We thought it might have come from a hip-hop background, because we can hear elements of that, as well as rock and many other genres, in your music…
“It’s funny, rock is probably the genre I listen to the least. I listen to a lot of singer-songwriter stuff. I love good lyrics and storytelling. I listen to classical music, I listen to country music, I listen to hip-hop, rap… I listen to R&B, absolutely everything. So I don’t really know where I’m pulling from when I’m writing. I’ve tried to expand my musical horizons so that there are many influences and it doesn’t sound like one thing. That’s intentional, but also I just love music and it’s fun to explore different genres.”
Would you say that having fun and feeling relaxed are essential to your creative process?

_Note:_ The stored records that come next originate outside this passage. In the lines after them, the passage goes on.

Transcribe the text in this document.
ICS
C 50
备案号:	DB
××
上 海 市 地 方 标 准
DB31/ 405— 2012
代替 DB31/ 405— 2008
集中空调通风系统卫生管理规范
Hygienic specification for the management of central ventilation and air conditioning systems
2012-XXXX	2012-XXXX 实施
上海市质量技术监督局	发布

“Absolutely, it’s a big part of it. As well, it’s trusting who you’re working with and getting that camaraderie and friendship before you let your heart out. I think that’s really important. If you’re not comfortable in the room, you’re won’t let yourself be free to express.”
Is there one song that you’d hold up as an example of where you absolutely nailed it?
“One of my favourite songs is Feelings. It’s not a single, it’s probably one of the weirder songs, but it’s my favourite. It was a day where we had pretty much finished the album, it was the last day and we were like, ‘Let’s just have fun.’ There was no pressure and it wasn’t trying to sound like anything. It wasn’t trying to be on the radio, it wasn’t trying to do anything, and it was one of my favourite days in the studio because it was just so relaxed and it was fun and experimental. We used different things to make sounds, like rain sticks and weird shit like that. That is probably my favourite part of the creation: when it gets down to the weird details. To me, that song has the weirdest detail, so that’s my favourite.”